While we are there with them, working on their words, giving them the freedom of their minds, welcoming their thoughts, building the bridge that only poetry can build, they are model inmates. They are not interested in running with the bad guys in prison.  One inmate told me that groups of inmates in prison are called "cars." He said there's the druggy car, the weight lifter car, the card-playing car, the gangbanger car, and then there's the poetry car.  He said all the inmates in the poetry car stood together in the yard and read poems to each other.  He said no one ever challenged them or threatened them.  He said the poets were the scribes of the prison, that for a pack of cigarettes or a couple of candy bars or some top ramen, they would write a personalized mother's day card for an inmate to send home or a birthday card or love poems.  The poets are treated with respect and they act with respect. 

I know I have not answered your questions about my philosophy of language.  I do not know if I have one.  I am the daughter of a Portuguese longshoreman and an Irish housewife.  I am a second generation American. I have never been to college, although by now I have guest lectured in many and taught for UC Extension.  I got married when I was eighteen and divorced when I was 37 and have never been married since.  Poetry has been my crutch, my spirituality, my savior, my in-road and my exit.  I cannot imagine a day in my life without reading a poem, anyone's poem.  My house is filled with poetry.  I write the way I speak and I speak the way I did when I was raised on Potrero Hill in San Francisco. Poetry has played the most important role for me in plays. The highest compliment a theater critic can give me in a review is that my plays are poetic. And yes, I do think of the audience when I write. I think of them standing on the docks of the city. I think of the winos I knew as a child who leaned against the buildings on my way to school. I think of the inmates who will never see a night sky except through bars.  I think of my children, my grandchildren, and the grandchildren they will have eventually.

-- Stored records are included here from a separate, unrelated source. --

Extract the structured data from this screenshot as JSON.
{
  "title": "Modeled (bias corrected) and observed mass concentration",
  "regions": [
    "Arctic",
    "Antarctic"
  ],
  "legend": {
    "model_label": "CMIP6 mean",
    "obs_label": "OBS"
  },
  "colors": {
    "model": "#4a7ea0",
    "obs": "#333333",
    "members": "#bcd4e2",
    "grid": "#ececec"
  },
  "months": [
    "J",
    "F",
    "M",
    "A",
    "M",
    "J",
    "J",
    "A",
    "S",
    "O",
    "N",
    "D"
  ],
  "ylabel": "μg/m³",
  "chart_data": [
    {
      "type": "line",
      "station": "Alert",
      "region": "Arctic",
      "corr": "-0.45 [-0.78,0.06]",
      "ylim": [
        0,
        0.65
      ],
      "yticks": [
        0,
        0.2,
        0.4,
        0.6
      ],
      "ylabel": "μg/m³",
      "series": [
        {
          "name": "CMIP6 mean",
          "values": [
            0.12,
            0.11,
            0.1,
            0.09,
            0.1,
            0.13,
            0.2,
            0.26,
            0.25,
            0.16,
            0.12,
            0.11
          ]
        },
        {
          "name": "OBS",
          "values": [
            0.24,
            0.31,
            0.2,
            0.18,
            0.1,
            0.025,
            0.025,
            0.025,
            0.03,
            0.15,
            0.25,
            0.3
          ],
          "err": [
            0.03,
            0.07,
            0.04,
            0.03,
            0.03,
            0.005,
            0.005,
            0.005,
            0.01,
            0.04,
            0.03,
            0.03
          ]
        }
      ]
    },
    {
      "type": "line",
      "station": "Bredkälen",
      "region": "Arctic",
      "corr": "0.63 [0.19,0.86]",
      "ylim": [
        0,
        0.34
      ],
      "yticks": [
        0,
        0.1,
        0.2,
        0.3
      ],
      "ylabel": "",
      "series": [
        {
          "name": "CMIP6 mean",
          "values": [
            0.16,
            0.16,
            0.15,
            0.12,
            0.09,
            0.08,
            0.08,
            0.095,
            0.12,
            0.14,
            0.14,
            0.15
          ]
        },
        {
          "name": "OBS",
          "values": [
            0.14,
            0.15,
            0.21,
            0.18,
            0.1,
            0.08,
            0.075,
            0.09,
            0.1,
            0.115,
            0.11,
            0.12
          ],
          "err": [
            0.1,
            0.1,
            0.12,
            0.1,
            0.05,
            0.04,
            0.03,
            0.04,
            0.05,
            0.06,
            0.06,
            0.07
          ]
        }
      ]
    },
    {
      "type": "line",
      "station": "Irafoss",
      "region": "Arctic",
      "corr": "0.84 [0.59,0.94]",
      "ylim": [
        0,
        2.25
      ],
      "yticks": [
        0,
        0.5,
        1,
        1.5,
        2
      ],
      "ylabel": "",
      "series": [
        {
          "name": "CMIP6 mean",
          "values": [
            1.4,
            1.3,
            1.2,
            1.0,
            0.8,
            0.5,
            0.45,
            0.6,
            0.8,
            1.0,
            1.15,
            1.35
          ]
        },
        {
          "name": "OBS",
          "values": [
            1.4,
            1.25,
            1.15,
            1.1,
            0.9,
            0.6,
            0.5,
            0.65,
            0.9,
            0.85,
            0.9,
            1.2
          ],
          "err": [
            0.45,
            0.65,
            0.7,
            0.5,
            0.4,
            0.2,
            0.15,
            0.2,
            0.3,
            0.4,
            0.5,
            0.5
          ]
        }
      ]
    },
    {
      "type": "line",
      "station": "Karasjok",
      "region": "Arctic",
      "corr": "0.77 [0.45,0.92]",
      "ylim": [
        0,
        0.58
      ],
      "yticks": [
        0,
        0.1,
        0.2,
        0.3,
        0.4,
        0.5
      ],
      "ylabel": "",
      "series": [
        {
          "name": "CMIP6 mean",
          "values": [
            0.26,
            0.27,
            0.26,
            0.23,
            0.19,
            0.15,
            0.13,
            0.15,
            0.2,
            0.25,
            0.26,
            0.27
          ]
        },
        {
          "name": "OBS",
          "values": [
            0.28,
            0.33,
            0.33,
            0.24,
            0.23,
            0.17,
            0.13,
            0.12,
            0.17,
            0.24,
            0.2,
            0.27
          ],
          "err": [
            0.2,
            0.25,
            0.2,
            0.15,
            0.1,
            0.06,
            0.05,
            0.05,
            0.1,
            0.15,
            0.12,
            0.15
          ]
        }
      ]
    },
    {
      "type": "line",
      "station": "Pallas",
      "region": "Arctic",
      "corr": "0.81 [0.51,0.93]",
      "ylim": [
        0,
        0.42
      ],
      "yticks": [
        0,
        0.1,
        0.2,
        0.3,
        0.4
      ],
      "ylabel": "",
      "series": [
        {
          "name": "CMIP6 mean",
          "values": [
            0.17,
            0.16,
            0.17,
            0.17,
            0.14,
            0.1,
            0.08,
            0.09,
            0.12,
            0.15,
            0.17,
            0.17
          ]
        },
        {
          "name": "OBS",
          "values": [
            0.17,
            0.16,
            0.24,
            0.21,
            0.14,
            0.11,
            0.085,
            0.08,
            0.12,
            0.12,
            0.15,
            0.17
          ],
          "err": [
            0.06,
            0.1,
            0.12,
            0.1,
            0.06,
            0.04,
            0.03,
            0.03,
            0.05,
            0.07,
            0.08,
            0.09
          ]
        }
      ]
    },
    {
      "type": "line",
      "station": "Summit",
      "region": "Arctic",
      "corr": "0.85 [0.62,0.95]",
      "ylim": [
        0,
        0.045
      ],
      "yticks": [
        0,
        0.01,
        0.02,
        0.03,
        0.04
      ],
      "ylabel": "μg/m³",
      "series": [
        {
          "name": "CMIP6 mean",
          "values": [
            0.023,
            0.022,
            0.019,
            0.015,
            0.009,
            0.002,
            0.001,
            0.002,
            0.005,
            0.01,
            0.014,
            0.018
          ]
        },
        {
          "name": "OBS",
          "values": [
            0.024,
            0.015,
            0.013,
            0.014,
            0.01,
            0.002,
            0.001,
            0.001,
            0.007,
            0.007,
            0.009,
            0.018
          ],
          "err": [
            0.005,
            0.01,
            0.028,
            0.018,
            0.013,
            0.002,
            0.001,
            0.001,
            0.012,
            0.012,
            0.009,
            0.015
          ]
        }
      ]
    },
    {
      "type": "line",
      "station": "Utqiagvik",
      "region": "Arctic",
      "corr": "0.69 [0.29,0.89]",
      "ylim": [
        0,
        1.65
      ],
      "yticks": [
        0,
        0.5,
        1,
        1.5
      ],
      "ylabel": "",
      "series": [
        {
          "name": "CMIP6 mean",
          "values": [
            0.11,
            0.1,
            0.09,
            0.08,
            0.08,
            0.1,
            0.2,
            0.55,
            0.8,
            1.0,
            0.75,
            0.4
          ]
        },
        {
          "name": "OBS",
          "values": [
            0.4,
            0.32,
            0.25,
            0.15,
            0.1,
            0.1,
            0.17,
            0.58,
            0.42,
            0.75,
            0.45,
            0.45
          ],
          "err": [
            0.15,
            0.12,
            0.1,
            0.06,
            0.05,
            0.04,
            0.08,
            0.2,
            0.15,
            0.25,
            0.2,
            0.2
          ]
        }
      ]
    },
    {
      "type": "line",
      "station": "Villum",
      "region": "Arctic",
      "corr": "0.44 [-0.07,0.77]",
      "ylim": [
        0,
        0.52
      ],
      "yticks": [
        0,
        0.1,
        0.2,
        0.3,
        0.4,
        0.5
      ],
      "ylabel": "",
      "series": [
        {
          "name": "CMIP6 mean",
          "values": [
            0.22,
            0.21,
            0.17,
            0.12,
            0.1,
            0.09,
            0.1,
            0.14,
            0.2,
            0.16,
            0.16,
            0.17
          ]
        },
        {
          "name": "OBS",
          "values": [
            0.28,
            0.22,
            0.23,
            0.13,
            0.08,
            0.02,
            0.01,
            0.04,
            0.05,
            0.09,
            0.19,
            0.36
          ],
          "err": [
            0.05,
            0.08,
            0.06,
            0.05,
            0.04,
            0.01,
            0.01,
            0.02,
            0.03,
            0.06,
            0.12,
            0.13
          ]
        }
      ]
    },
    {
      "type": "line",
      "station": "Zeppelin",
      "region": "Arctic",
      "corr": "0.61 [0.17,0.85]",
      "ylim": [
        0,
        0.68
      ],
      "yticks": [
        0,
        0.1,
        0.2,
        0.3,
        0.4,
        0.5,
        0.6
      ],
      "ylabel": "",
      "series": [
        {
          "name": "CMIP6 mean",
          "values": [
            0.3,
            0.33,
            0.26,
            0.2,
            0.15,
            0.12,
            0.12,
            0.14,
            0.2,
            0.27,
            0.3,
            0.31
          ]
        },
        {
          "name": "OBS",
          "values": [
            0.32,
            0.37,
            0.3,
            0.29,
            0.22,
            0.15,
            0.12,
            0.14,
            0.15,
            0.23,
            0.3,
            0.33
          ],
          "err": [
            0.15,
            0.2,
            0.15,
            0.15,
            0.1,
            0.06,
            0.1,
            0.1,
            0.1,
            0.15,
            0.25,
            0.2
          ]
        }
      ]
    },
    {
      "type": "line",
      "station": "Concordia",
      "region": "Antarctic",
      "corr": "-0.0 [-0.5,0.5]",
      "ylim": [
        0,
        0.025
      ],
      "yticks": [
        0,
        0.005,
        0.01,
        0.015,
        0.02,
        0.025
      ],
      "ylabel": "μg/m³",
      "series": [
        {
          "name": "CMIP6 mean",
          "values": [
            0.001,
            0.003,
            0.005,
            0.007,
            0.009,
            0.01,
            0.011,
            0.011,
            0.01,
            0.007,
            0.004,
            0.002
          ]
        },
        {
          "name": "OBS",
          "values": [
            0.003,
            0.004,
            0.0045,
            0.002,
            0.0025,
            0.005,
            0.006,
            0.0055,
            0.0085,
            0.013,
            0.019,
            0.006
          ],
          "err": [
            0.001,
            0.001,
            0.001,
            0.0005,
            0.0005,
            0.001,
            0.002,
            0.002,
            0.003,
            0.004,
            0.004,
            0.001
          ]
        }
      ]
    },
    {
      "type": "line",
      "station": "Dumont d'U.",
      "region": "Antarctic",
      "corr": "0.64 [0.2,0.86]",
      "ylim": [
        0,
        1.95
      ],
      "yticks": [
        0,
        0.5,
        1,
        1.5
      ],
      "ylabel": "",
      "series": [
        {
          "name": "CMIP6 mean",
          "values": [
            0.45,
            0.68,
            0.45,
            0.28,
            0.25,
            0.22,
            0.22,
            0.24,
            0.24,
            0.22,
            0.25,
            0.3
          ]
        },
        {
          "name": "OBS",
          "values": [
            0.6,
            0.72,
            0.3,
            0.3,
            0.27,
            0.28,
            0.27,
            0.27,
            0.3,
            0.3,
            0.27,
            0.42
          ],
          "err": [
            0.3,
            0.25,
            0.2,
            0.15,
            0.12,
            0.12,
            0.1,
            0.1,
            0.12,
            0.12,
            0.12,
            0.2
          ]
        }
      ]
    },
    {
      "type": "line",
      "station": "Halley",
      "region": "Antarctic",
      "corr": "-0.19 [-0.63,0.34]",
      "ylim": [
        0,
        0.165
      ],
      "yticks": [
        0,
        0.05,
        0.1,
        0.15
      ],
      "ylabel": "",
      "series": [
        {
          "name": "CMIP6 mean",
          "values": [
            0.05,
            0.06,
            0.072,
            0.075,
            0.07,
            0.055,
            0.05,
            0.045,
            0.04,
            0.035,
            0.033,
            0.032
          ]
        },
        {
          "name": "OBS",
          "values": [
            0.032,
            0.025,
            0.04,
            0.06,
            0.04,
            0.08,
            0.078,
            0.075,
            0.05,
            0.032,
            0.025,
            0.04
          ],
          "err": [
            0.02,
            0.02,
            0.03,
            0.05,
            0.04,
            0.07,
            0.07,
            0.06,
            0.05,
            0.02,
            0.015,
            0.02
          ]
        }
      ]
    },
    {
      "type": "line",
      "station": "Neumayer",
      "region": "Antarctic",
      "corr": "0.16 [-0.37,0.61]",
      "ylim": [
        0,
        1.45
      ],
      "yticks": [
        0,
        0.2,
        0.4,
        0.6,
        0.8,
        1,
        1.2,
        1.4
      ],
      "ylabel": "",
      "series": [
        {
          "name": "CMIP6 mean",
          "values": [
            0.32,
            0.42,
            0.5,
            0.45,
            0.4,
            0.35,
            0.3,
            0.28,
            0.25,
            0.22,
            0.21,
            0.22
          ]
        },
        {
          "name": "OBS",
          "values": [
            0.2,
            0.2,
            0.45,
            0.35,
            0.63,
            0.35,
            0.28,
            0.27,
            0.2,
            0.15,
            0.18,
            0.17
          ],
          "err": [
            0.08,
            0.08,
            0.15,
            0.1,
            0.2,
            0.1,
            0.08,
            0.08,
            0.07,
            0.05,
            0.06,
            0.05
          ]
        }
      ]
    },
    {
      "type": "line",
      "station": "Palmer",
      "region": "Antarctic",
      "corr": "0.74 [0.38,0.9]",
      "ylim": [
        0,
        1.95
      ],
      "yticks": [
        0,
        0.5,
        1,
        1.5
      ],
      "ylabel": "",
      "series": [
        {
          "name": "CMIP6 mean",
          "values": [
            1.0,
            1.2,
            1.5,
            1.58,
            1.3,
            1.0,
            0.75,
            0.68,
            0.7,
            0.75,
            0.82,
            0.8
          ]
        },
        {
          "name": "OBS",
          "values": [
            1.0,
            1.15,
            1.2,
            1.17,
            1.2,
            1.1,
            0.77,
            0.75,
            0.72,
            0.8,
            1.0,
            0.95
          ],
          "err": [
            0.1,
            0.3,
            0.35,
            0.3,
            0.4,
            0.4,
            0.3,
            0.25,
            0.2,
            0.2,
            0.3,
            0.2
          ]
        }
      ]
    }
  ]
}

I think of the day they will go through my papers and read my work.  I want them to understand what I say, and I want to make them proud. I want them to write poetry also. This is the gift I want passed down through my ancestors.

I am honored that I had a role in helping you toward your path as a poet. Many blessings to you and your beautiful little Una. What a lucky little girl she is to have such talented and loving parents.